What is your favorite memory from your time as a student at HUC?
The most precious gift I received as a student was the understanding that in the classroom, there are outstanding teachers and outstanding students, and that the Torah is delivered to us with awareness in the most sensitive and spiritual way. The students, myself included, were made to feel that we were links in a chain that started at Mount Sinai and continues to this day. I remember feeling that the people with me on this journey of becoming a rabbi are exceptional people. That is something I feel today when I look now at the same teachers I had, and I work with them and with my students. The students are extraordinary people and they will be outstanding rabbis.
What is most meaningful about your current role?
Becoming a rabbi is a very delicate, spiritual, individual process. It takes a whole village to train someone towards ordination as a rabbi. I am privileged to witness this process and to lead it with my colleagues and students. I think about what else HUC, such a strong institution, can continue to bring to Jewish communities worldwide. How can we use the assets of HUC to make sure that the Reform Movement evolves not only in the States and Israel, but all over the world?
What do you wish people knew about the Israel Rabbinical Program (IRP)?
The IRP is for students, whether born in Israel or who immigrated here from all over the Jewish world, carrying their own heritage and narratives. Together we shape the paths of the Reform Movement in Israel. Not many have walked this path before us and we pave the roads for us to lead. We offer ways for Israeli society to seek out Judaism that is unfamiliar and new.
I think every student who opts to come to the IRP chooses to be a leader in the most exceptional way, knowing that their choice will sometimes bring unfamiliar situations, which may not be friendly or welcoming. I think people who choose the IRP are brave people. They are very intellectual, smart, and sensitive, and bring all their assets to lead Israeli society.
Please tell us about the role of women rabbis in Israeli society, their challenges and opportunities.
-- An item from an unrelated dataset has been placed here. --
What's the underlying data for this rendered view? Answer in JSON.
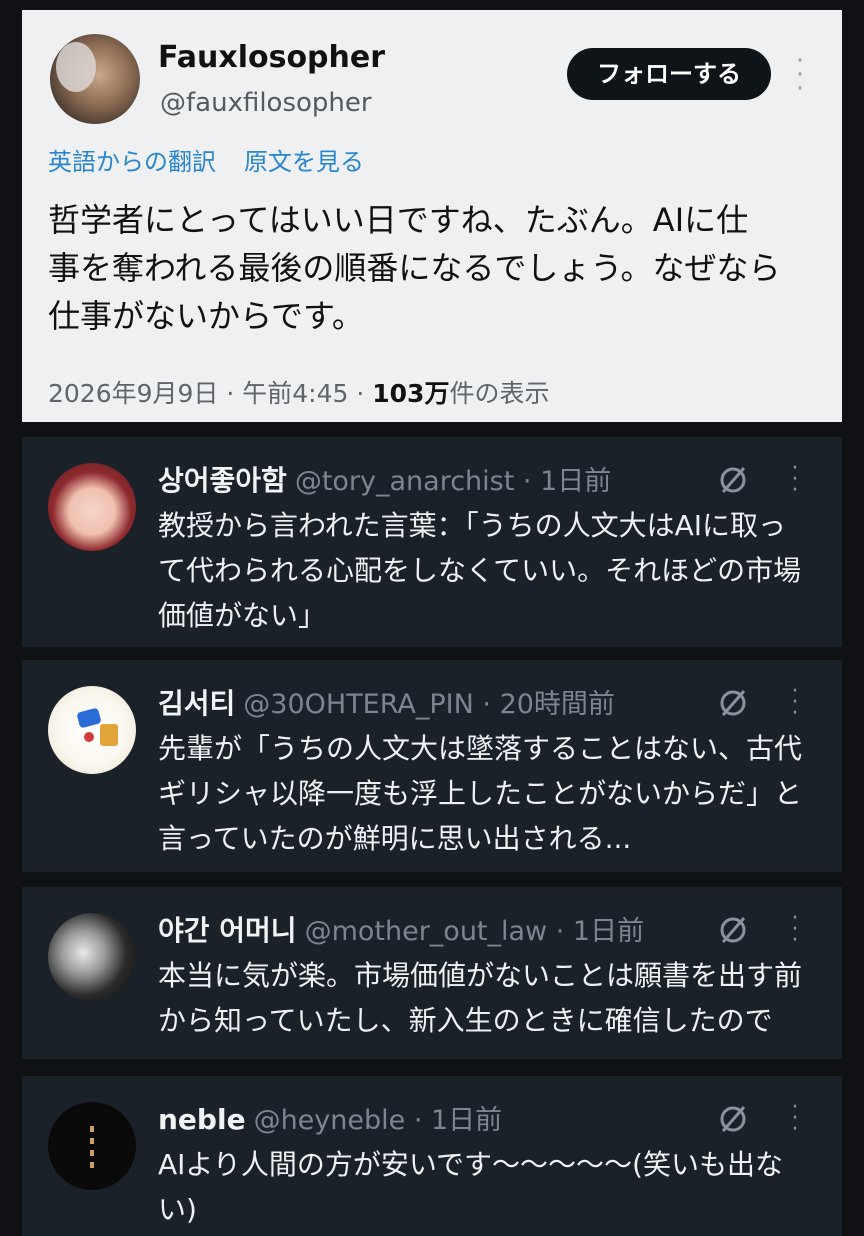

I think being a Reform rabbi in Israel is one challenge, but being a woman Reform Rabbi doubles the challenge. We are maybe a generation or two behind what the feminist movement has achieved in the United States – the acknowledgement of a woman’s capability to lead in any aspect of life, including medicine, law, and education. Leadership by Jewish women scholars is somewhere we are still trying to make our voices heard. I think for the families of women who choose to be congregational rabbis it needs to be a joint decision.
This year we are celebrating 50 years of women in the rabbinate. What is the significance of this anniversary to you?
We have very inspirational women rabbis that are calling us to continue their revolution. Having this legacy of women rabbis in HUC and the Reform Movement helps us change the world and see how the world is in this transformative chapter. Ancient traditions are no longer ruling the individual minds and knowing that great women have made this choice before us helps us make this choice for ourselves and for our daughters.
How would you describe HUC in one word?
It is three words – “envisioning the future.” We are taking responsibility for the future of the Jewish world. That is how I understand the role of HUC in present times and in future decades.
What do you enjoy doing in your free time?
Reading and writing are what I do when I have the time. My greatest pleasure in this world is books and words.